Sabrina Demozzi
No próximo dia 29 de setembro comemora-se o Centenário da morte de Joaquim Maria Machado de Assis, um dos maiores escritores brasileiros de todos os tempos. Para celebrar a data a Academia Brasileira de Letras fechou uma parceria com o Ministério da Cultura para lançar todos os livros do autor a preços populares (que deverão custar entre R$ 3 e R$ 5). No fim do ano, a ABL vai publicar um dicionário sobre a obra de Machado de Assis, sob direção de Ubiratan Machado. No mercado editorial, no segundo semestre, a Nova Aguilar publicará, em três volumes, a obra completa do autor.
É inegável a importância de um escritor como Machado de Assis para a história literária do Brasil, mas por que as pessoas conhecem tão pouco as obras do escritor? Já ouvi várias pessoas que tiveram de ler “Memórias Póstumas de Brás Cubas” no ensino fundamental considerarem a obra “chata” e “confusa”. Dias destes, um sujeito quis me convencer que o livro “nem é tão bom assim” e que não entende o porquê da idolatria em torno da figura do autor. Ora, um escritor como Machado de Assis não pode ficar relegado a uma compreensão prematura de um aluno no começo de sua formação educacional.
Vou citar a obra “Memórias Póstumas” por ser um dos livros mais populares do autor. Eu desafio o leitor deste blog a revisitar este livro. Esqueça as impressões que teve quando o leu no ensino fundamental.

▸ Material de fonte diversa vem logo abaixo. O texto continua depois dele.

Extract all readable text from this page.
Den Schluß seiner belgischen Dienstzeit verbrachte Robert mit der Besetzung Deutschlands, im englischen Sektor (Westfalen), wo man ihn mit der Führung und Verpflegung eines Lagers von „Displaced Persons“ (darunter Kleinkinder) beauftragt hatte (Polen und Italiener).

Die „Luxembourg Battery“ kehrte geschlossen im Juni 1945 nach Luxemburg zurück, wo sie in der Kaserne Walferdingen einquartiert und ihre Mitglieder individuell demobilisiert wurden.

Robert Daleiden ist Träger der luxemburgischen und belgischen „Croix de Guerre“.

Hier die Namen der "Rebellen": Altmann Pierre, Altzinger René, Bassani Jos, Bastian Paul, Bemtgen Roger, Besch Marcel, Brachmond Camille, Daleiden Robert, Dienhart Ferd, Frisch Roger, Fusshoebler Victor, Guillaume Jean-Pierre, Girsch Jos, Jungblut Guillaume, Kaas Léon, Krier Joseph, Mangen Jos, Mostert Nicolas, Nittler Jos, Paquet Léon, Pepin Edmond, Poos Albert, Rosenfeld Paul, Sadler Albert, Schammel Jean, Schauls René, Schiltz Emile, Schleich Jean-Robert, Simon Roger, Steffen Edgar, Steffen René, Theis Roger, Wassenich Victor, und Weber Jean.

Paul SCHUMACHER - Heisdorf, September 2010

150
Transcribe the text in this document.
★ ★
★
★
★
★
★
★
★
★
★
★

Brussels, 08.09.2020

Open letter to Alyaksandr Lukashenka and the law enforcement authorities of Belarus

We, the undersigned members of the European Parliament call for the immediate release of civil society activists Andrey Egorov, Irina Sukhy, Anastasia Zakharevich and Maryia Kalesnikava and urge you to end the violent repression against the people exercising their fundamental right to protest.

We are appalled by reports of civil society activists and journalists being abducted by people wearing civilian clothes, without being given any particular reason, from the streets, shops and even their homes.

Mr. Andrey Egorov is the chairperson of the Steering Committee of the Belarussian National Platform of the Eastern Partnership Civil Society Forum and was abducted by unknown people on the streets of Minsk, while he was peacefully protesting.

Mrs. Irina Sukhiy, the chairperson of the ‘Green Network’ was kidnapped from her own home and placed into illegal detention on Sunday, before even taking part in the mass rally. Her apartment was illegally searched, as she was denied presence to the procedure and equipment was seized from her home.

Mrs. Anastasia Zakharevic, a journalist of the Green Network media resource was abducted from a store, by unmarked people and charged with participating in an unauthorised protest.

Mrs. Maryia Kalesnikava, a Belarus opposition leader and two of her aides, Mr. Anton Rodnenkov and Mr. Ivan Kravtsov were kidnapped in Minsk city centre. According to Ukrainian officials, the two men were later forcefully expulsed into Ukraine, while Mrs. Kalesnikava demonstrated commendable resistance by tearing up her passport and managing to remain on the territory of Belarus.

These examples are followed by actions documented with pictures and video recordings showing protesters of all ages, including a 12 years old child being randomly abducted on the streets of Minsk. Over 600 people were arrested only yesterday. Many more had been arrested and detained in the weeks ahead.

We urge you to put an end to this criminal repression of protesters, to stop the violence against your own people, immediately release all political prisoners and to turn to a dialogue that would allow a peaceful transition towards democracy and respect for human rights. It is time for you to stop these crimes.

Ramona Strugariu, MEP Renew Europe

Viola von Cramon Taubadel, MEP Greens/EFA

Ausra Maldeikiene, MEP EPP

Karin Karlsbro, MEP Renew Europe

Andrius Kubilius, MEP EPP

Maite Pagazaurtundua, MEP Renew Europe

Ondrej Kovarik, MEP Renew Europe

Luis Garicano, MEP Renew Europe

Este é um dos livros que precisam ser lidos nos dias de hoje; tanto pela sua atemporalidade quanto pela sua forma de concepção dos fatos. A irreverência no trato com os assuntos, a maneira de escrever, o modo com que Brás Cubas “fala” com seu leitor parecem muito com a forma de oralidade presente em blogs, mas com uma informalidade luxuosa, rica de detalhes e comparações. Poucas são as linhas deste livro que não trazem uma ironia fina e mordaz dos costumes à época, mas também do comportamento do ser humano. Brás Cubas é um dos personagens mais apaixonantes da literatura brasileira e depois que o livro acaba você se sente um pouco “órfão” da sua companhia.
Pode ser que algumas palavras não sejam familiares ao leitor, mas eu sugiro que se grife ou anote aquelas que são muito estranhas e ao final de um capítulo se investigue o significado da palavra. Parafraseando Nelson Motta “o Machado de Assis não jogava as palavras fora.” Isso é fato, o talento (um dos) de Machado está na imensa habilidade de construir os personagens de dentro para fora, ou seja, a complexidade dos seus personagens é muito grande.
Observe esta parte do capítulo IV sobre a idéia fixa de Brás Cubas:
“MINHA IDÉIA, depois de tantas cabriolas, constituíra-se idéia fixa. Deus te livre, leitor, de uma idéia fixa; antes um argueiro, antes uma trave no olho. Vê o Cavour; foi a idéia fixa da unidade italiana que o matou. Verdade é que Bismarck não morreu; mas cumpre advertir que a natureza é uma grande caprichosa e a história uma eterna loureira.”
Em seis linhas de texto ele diz mais do que muito escritor em duzentas. Note a ironia, a forma de procurar contato com o leitor (em forma de advertência sobre a idéia fixa), a opinião sobre a figura histórica e caricata do conde de Cavour (primeiro ministro do reino de Piemonte).
Em muitas passagens, durante as divagações de Brás Cubas, ele próprio satiriza as suas tentativas de comparações e da fragilidade das suas idéias: “Mal comparando, é como a arraia-miúda, que se acolhia à sombra do castelo feudal; caiu este e a arraia ficou. Verdade é que se fez graúda e castelã… Não, a comparação não presta.”
O espaço ficaria pequeno para demonstrar a magnitude da obra de Machado de Assis. Mas, quem quiser saber mais sobre o autor e sobre o centenário da sua morte pode acessar: http://www.cultura.gov.br e no canal de busca procurar por “Centenário de Machado de Assis.”
Para quem estiver disposto a revisitar as obras e está sem dinheiro para comprar os livros pode fazer o download grátis de vários livros, contos e crônicas no site http://virtualbooks.terra.com.br, basta ter o programa do ADOBE para ler as obras em PDF.
Para terminar, uma frase de Brás Cubas: “Lá iremos. Creio que prefere a anedota à reflexão, como os outros leitores, seus confrades, e acho que faz muito bem. Pois lá iremos. Todavia, importa dizer que este livro é escrito com pachorra, com a pachorra de um homem já desafrontado da brevidade do século obra supinamente filosófica, de uma filosofia desigual, agora austera logo brincalhona, cousa que não edifica nem destrói, não inflama nem regala, e é todavia mais do que passatempo e menos do que apostolado.”